Wirklich erstaunlich ist jedoch, dass "November Rain" wieder in der Schublade verschwand. Die zweite hier dargebotene Version mit Akustikgitarre ist nicht weiter bemerkenswert, die erste kommt der 1991 veröffentlichten Version aber schon sehr nahe. Auch wenn die Killer-Einlagen Slashs fehlen, klingt Rose am Klavier hier einmal nicht wie ein Berserker, sondern wie ein verletzlicher Mensch, der nach einem neuen Weg sucht. Wer diese Version hören will, muss einen Kumpel überzeugen, sich diese Box zuzulegen, oder selbst kaufen, denn auf der 2 CD-Version (Album plus einige Demos) ist sie nicht enthalten.
Eine Schnulze, äh, Ballade war offenbar mehr als genug. Dafür enthielt "Appetite" "Sweet Child O' Mine". Keines jener rotztriefenden Stücke à la Def Leppard oder Whitesnake (oder gar Scorpions), die die oberen Etagen erklommen, im Vergleich zum restlichen Material wirkte es aber doch recht zahm. Sie bleibt die einzige Single von Guns N'Roses, die die Spitze der US-Single-Charts erreichte.
Schön, dass drei Fünftel der Originalbesetzung 2016 wieder zusammengefunden und eine ordentliche Show auf die Beine gestellt haben. Wer sie seitdem gesehen hat, wird an dieser schicken Ausgabe seine Freude haben. Und angesichts der gesalzenen Ticketpreise beim Zücken der Kreditkarte das Gesicht nur leicht verziehen.
8 Kommentare mit 11 Antworten
als ich das teil letzten donnerstag bekommen hatte, hab ich mich den ganzen Feierabend damit beschäftigt...
und wie soll ich sagen...
besser als SEX!!!
danke an axl fürs öffnen des archives...
hoffe auf mehr in bezug auf UYI I&II...
Geile Box! Ich dachte auch sofort an UYI Augen zu und Karte durch...
@ataxia78 ich glaup du hattest noch nie sex oder?
@mirja
wenn du über 20-ig jahre auf solch ein teil wartest, tja dann muss ich gestehen, wars definitiv besser als wirklich wirklich wirklich guter sex!!!
fals du mir das nicht glaubst, gib mal die 150.-- mucken aus und überzeug dich selbst!
ich hatte beim durchhören sogar tränen in den augen...
@beltane63
hatte mal online mitschnitte gefunden, bei denen slash seine spur schon eingespielt hat, axl aber noch nicht mit dem piano über die tracks gerast ist...
leider waren das nur 3-4 tracks...
daher hoffe ich hier dann auch mal auf gaaaanz viel mehr Output!
Musik > Sex
Dieser Kommentar wurde vor 6 Jahren durch den Autor entfernt.
Die im Text zitierten Liedzeilen "Your daddy works in porno...etc." stammt nicht aus "Rocket Queen", sondern aus "My Michelle".
Ähm... stammen, nicht stammt
Ein, zwei Gedanken.

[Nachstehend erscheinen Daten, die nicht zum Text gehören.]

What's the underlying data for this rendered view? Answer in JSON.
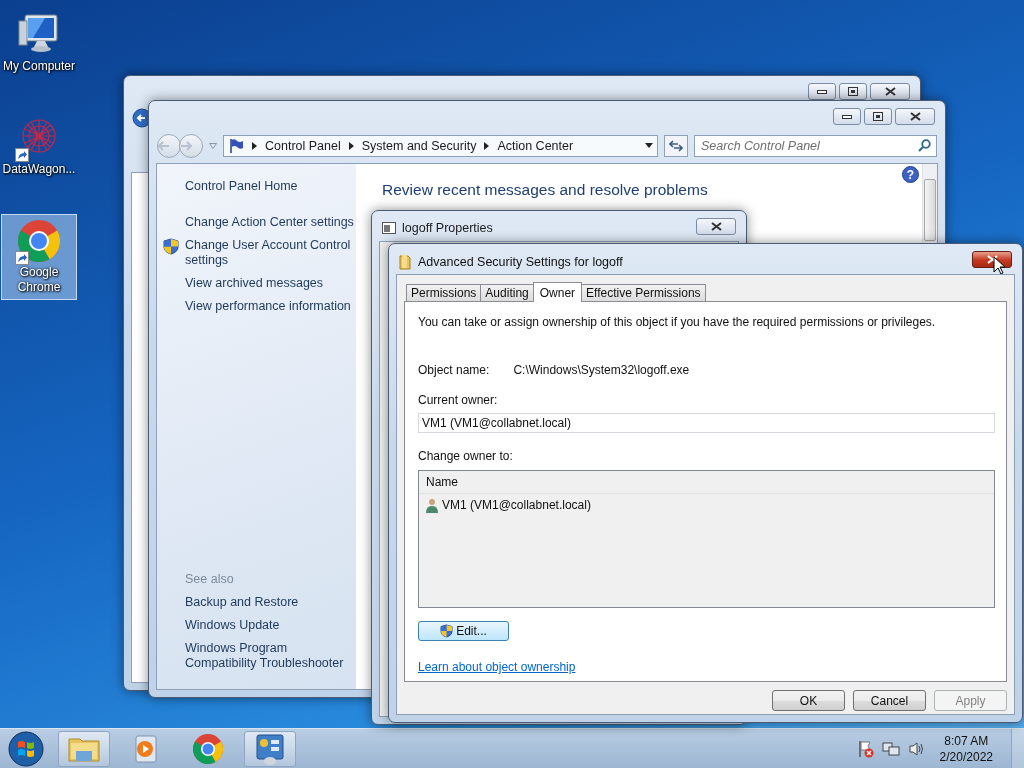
{
  "desktop_icons": [
    {
      "label": "My Computer",
      "selected": false
    },
    {
      "label": "DataWagon...",
      "selected": false
    },
    {
      "label": "Google Chrome",
      "selected": true
    }
  ],
  "control_panel": {
    "breadcrumb": [
      "Control Panel",
      "System and Security",
      "Action Center"
    ],
    "search": {
      "placeholder": "Search Control Panel"
    },
    "sidebar": {
      "home": "Control Panel Home",
      "tasks": [
        {
          "label": "Change Action Center settings",
          "kind": "plain"
        },
        {
          "label": "Change User Account Control settings",
          "kind": "shield"
        },
        {
          "label": "View archived messages",
          "kind": "plain"
        },
        {
          "label": "View performance information",
          "kind": "plain"
        }
      ],
      "see_also_title": "See also",
      "see_also": [
        "Backup and Restore",
        "Windows Update",
        "Windows Program Compatibility Troubleshooter"
      ]
    },
    "heading": "Review recent messages and resolve problems",
    "help_button": "?"
  },
  "properties_window": {
    "title": "logoff Properties"
  },
  "advanced_dialog": {
    "title": "Advanced Security Settings for logoff",
    "tabs": [
      {
        "label": "Permissions",
        "selected": false
      },
      {
        "label": "Auditing",
        "selected": false
      },
      {
        "label": "Owner",
        "selected": true
      },
      {
        "label": "Effective Permissions",
        "selected": false
      }
    ],
    "intro": "You can take or assign ownership of this object if you have the required permissions or privileges.",
    "object_name": {
      "label": "Object name:",
      "value": "C:\\Windows\\System32\\logoff.exe"
    },
    "current_owner": {
      "label": "Current owner:",
      "value": "VM1 (VM1@collabnet.local)"
    },
    "change_owner": {
      "label": "Change owner to:",
      "columns": [
        "Name"
      ],
      "rows": [
        {
          "name": "VM1 (VM1@collabnet.local)",
          "selected": false
        }
      ]
    },
    "edit_button": "Edit...",
    "link": "Learn about object ownership",
    "buttons": [
      {
        "label": "OK",
        "disabled": false
      },
      {
        "label": "Cancel",
        "disabled": false
      },
      {
        "label": "Apply",
        "disabled": true
      }
    ]
  },
  "taskbar": {
    "apps": [
      {
        "kind": "explorer",
        "running": true
      },
      {
        "kind": "media",
        "running": false
      },
      {
        "kind": "chrome",
        "running": false
      },
      {
        "kind": "control-panel",
        "running": true
      }
    ],
    "time": "8:07 AM",
    "date": "2/20/2022"
  }
}
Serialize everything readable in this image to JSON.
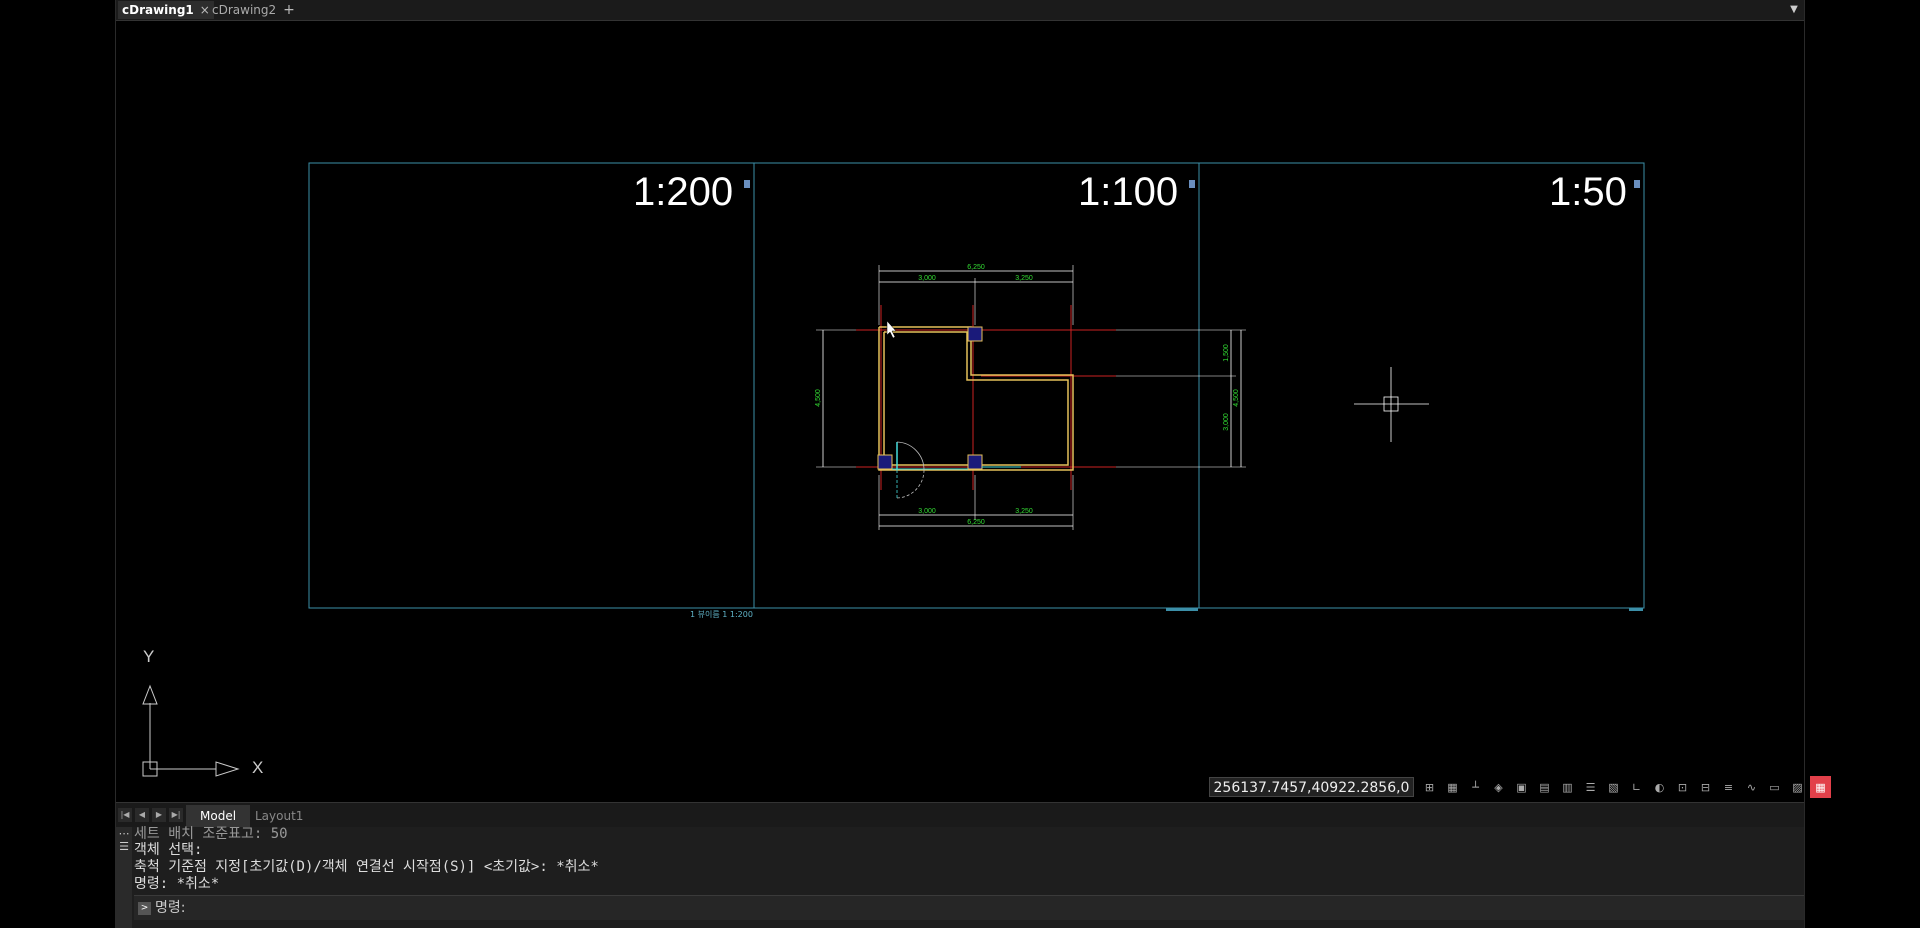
{
  "tabs": [
    {
      "label": "cDrawing1",
      "active": true
    },
    {
      "label": "cDrawing2",
      "active": false
    }
  ],
  "tab_close": "×",
  "tab_add": "+",
  "viewports": [
    {
      "scale": "1:200",
      "caption": "1 뷰이름 1 1:200"
    },
    {
      "scale": "1:100",
      "caption": ""
    },
    {
      "scale": "1:50",
      "caption": ""
    }
  ],
  "dimensions": {
    "top_total": "6,250",
    "top_left": "3,000",
    "top_right": "3,250",
    "bottom_total": "6,250",
    "bottom_left": "3,000",
    "bottom_right": "3,250",
    "left_total": "4,500",
    "right_upper": "1,500",
    "right_lower": "3,000",
    "right_total": "4,500"
  },
  "ucs": {
    "x_label": "X",
    "y_label": "Y"
  },
  "coordinates": "256137.7457,40922.2856,0",
  "layout_tabs": {
    "model": "Model",
    "layout1": "Layout1"
  },
  "command_history": [
    "세트 배치 조준표고: 50",
    "객체 선택:",
    "축척 기준점 지정[초기값(D)/객체 연결선 시작점(S)] <초기값>: *취소*",
    "명령: *취소*"
  ],
  "command_prompt": "명령:",
  "colors": {
    "accent_red": "#e2404a",
    "viewport_border": "#3c8fa8",
    "wall": "#e6c15a",
    "dim": "#33dd33",
    "axis_red": "#cc2222"
  }
}
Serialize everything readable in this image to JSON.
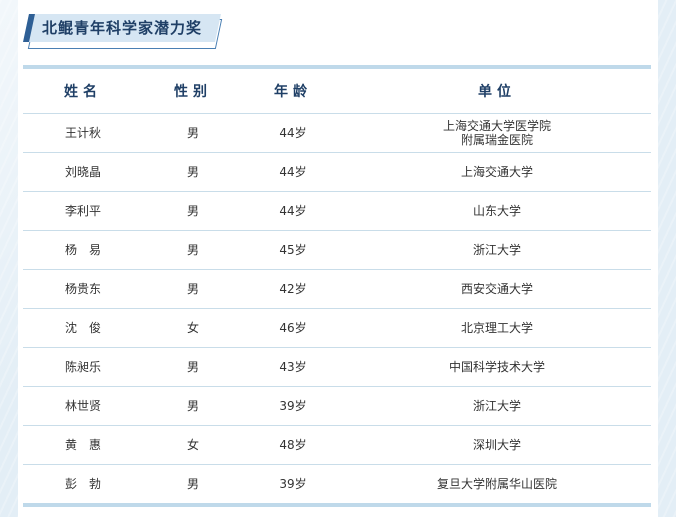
{
  "section_title": "北鲲青年科学家潜力奖",
  "table": {
    "headers": [
      "姓名",
      "性别",
      "年龄",
      "单位"
    ],
    "rows": [
      {
        "name": "王计秋",
        "gender": "男",
        "age": "44岁",
        "unit": [
          "上海交通大学医学院",
          "附属瑞金医院"
        ]
      },
      {
        "name": "刘晓晶",
        "gender": "男",
        "age": "44岁",
        "unit": [
          "上海交通大学"
        ]
      },
      {
        "name": "李利平",
        "gender": "男",
        "age": "44岁",
        "unit": [
          "山东大学"
        ]
      },
      {
        "name": "杨　易",
        "gender": "男",
        "age": "45岁",
        "unit": [
          "浙江大学"
        ]
      },
      {
        "name": "杨贵东",
        "gender": "男",
        "age": "42岁",
        "unit": [
          "西安交通大学"
        ]
      },
      {
        "name": "沈　俊",
        "gender": "女",
        "age": "46岁",
        "unit": [
          "北京理工大学"
        ]
      },
      {
        "name": "陈昶乐",
        "gender": "男",
        "age": "43岁",
        "unit": [
          "中国科学技术大学"
        ]
      },
      {
        "name": "林世贤",
        "gender": "男",
        "age": "39岁",
        "unit": [
          "浙江大学"
        ]
      },
      {
        "name": "黄　惠",
        "gender": "女",
        "age": "48岁",
        "unit": [
          "深圳大学"
        ]
      },
      {
        "name": "彭　勃",
        "gender": "男",
        "age": "39岁",
        "unit": [
          "复旦大学附属华山医院"
        ]
      }
    ]
  }
}
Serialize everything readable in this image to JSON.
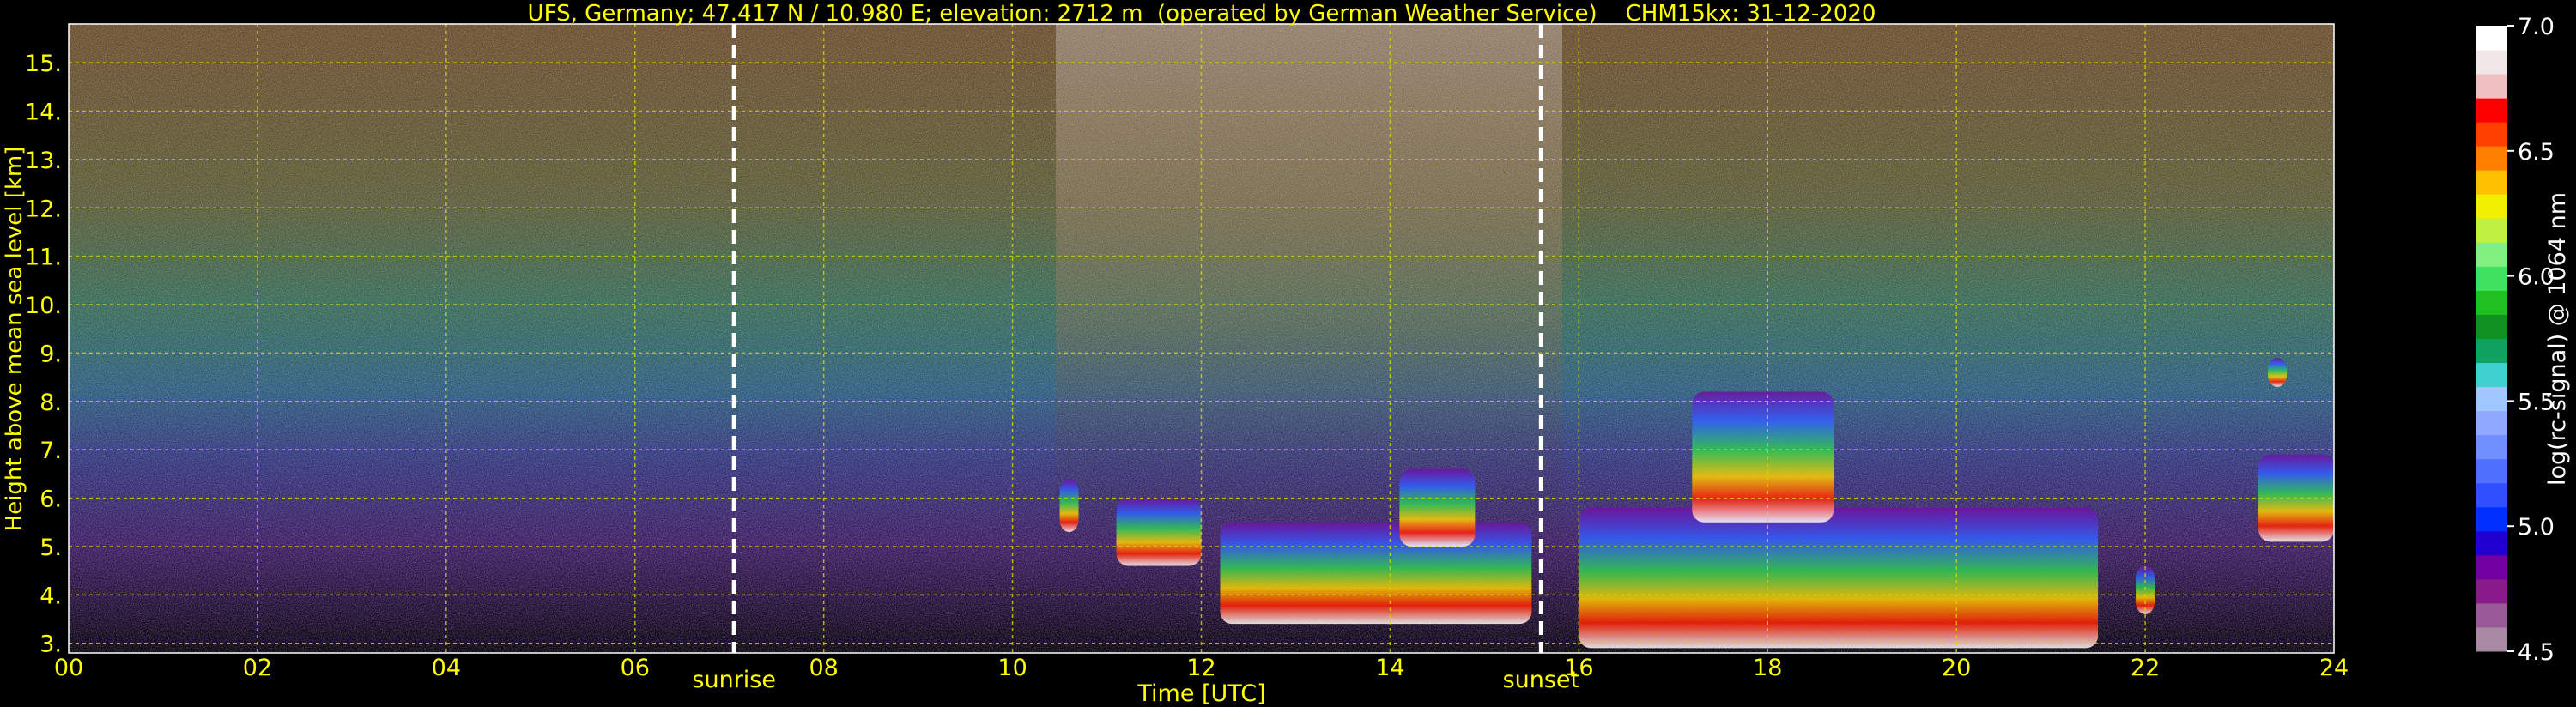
{
  "chart_data": {
    "type": "heatmap",
    "title": "UFS, Germany; 47.417 N / 10.980 E; elevation: 2712 m  (operated by German Weather Service)    CHM15kx: 31-12-2020",
    "xlabel": "Time [UTC]",
    "ylabel": "Height above mean sea level [km]",
    "xlim": [
      0,
      24
    ],
    "ylim": [
      2.8,
      15.8
    ],
    "x_ticks": [
      "00",
      "02",
      "04",
      "06",
      "08",
      "10",
      "12",
      "14",
      "16",
      "18",
      "20",
      "22",
      "24"
    ],
    "y_ticks": [
      "3.",
      "4.",
      "5.",
      "6.",
      "7.",
      "8.",
      "9.",
      "10.",
      "11.",
      "12.",
      "13.",
      "14.",
      "15."
    ],
    "grid": true,
    "markers": [
      {
        "label": "sunrise",
        "x": 7.05
      },
      {
        "label": "sunset",
        "x": 15.6
      }
    ],
    "colorbar": {
      "label": "log(rc-signal) @ 1064 nm",
      "range": [
        4.5,
        7.0
      ],
      "ticks": [
        "4.5",
        "5.0",
        "5.5",
        "6.0",
        "6.5",
        "7.0"
      ],
      "colors": [
        "#a88aa4",
        "#9a5a9a",
        "#8a1a8a",
        "#7000a0",
        "#2000d0",
        "#0030ff",
        "#3050ff",
        "#5070ff",
        "#7090ff",
        "#90a8ff",
        "#a0c8ff",
        "#40d0d0",
        "#10a060",
        "#109020",
        "#20c020",
        "#40e060",
        "#80f080",
        "#c0f040",
        "#f0f000",
        "#ffc000",
        "#ff8000",
        "#ff4000",
        "#ff0000",
        "#f0c0c0",
        "#f0e8e8",
        "#ffffff"
      ]
    },
    "cloud_layers": [
      {
        "t0": 10.5,
        "t1": 10.7,
        "base": 5.3,
        "top": 6.4
      },
      {
        "t0": 11.1,
        "t1": 12.0,
        "base": 4.6,
        "top": 6.0
      },
      {
        "t0": 12.2,
        "t1": 15.5,
        "base": 3.4,
        "top": 5.5
      },
      {
        "t0": 14.1,
        "t1": 14.9,
        "base": 5.0,
        "top": 6.6
      },
      {
        "t0": 16.0,
        "t1": 21.5,
        "base": 2.9,
        "top": 5.8
      },
      {
        "t0": 17.2,
        "t1": 18.7,
        "base": 5.5,
        "top": 8.2
      },
      {
        "t0": 21.9,
        "t1": 22.1,
        "base": 3.6,
        "top": 4.6
      },
      {
        "t0": 23.2,
        "t1": 24.0,
        "base": 5.1,
        "top": 6.9
      },
      {
        "t0": 23.3,
        "t1": 23.5,
        "base": 8.3,
        "top": 8.9
      }
    ]
  }
}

Finde das angesichts der ersten drei Alben, das nun hervorgekramte Material schon etwas dünn. Irgendwie fehlt mir die Liebe zur Musik und der Preis der Scheiben ist arg hoch. Mir ist schon klar dass das heute halt so ist. Trotzdem, fehlende Liebe und Abzocke ergeben einfach ein unrundes Bild und haben mit dem wofür die Gunners mal standen, mal garnix zutun. 35 Euro Eintritt in ein gutes Konzert lass ich mir noch gefallen, auch sind das alles unsterbliche Songs, es wird nur Zeit das die drei übrigen Herren ihre Köpfe rauchen lassen und 2018/19 mal etwas anderes bieten ausser Konserven.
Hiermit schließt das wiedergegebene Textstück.